RECORD

A written account of all the acts and proceedings in a lawsuit.

A written memorial made by a public officer authorized by law to perform that function, and intended to serve as evidence of something written, said, or done.

Types of Records

Records may be divided into those which relate to the proceedings of congress and the state legislatures, the courts of common law - the courts of chancery - and those which are made so by statutory provisions.

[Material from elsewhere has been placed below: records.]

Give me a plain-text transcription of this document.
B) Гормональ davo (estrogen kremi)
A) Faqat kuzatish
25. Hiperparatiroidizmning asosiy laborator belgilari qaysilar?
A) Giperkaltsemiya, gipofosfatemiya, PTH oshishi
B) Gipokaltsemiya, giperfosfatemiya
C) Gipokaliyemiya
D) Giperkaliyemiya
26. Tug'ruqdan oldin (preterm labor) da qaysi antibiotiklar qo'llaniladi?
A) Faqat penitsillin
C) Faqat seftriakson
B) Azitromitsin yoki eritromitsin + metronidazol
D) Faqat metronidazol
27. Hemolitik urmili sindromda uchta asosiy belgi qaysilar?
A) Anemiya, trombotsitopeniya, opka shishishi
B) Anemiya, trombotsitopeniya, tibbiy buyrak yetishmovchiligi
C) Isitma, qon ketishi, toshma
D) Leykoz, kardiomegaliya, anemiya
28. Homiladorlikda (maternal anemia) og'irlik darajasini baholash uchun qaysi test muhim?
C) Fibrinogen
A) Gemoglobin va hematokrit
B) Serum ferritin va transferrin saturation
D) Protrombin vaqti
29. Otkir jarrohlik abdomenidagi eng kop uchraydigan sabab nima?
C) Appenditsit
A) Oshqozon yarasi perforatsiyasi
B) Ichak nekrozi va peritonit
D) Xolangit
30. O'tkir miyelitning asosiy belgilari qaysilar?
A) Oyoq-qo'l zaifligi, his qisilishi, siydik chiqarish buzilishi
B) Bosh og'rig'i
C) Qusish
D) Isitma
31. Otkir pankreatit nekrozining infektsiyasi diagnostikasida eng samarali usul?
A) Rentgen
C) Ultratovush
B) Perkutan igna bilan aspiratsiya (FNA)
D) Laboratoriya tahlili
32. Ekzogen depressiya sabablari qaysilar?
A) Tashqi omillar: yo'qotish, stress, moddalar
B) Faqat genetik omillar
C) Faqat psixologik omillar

  1. Legislative acts. The acts of congress and of the several legislatures are the highest kind of records. The printed journals of congress have been so considered.
  2. The proceedings of the courts of common law are records. But every minute made by a clerk of a court for his own future guidance in making up his record, is not a record.
  3. Proceedings in courts of chancery are said not to be, strictly speaking, records; but they are so considered.
  4. The legislatures of the several states have made the enrollment of certain deeds and other documents necessary in order to perpetuate the memory of the facts they contain, and declared that the copies thus made should have the effect of records.

The Constitution of the United States, Art. IV., declares that "full faith and credit shall be given, in each state, to the public acts, records and judicial proceedings of every other state; and the congress may, by general laws, prescribe the manner in which such acts, records and proceedings shall be proved, and the effect thereof." In pursuance of this power, congress have passed several acts directing the manner of authenticating public records, which will be found under the article Authentication.

The Act of Making a Record

Sometimes questions arise as to when the act of recording is complete, as in the following case. A deed of real estate was acknowledged before the register of deeds and handed to him to be recorded, and at the same instant a creditor of the grantor attached the real estate; in this case it was held the act of recording was incomplete without a certificate of the acknowledgment, and wanting that, the attaching creditor had the preference.

The fact of an instrument being recorded is held to operate as a constructive notice upon all subsequent purchasers of any estate, legal or equitable, in the same property.

But all conveyances and deeds which may be de facto recorded, are not to be considered as giving notice; in order to have this effect the instruments must be such as are authorized to be recorded, and the registry must have been made in compliance with the law, otherwise the registry is to be treated as a mere nullity, and it will not affect a subsequent purchaser or encumbrancer unless he has such actual notice as would amount to a fraud.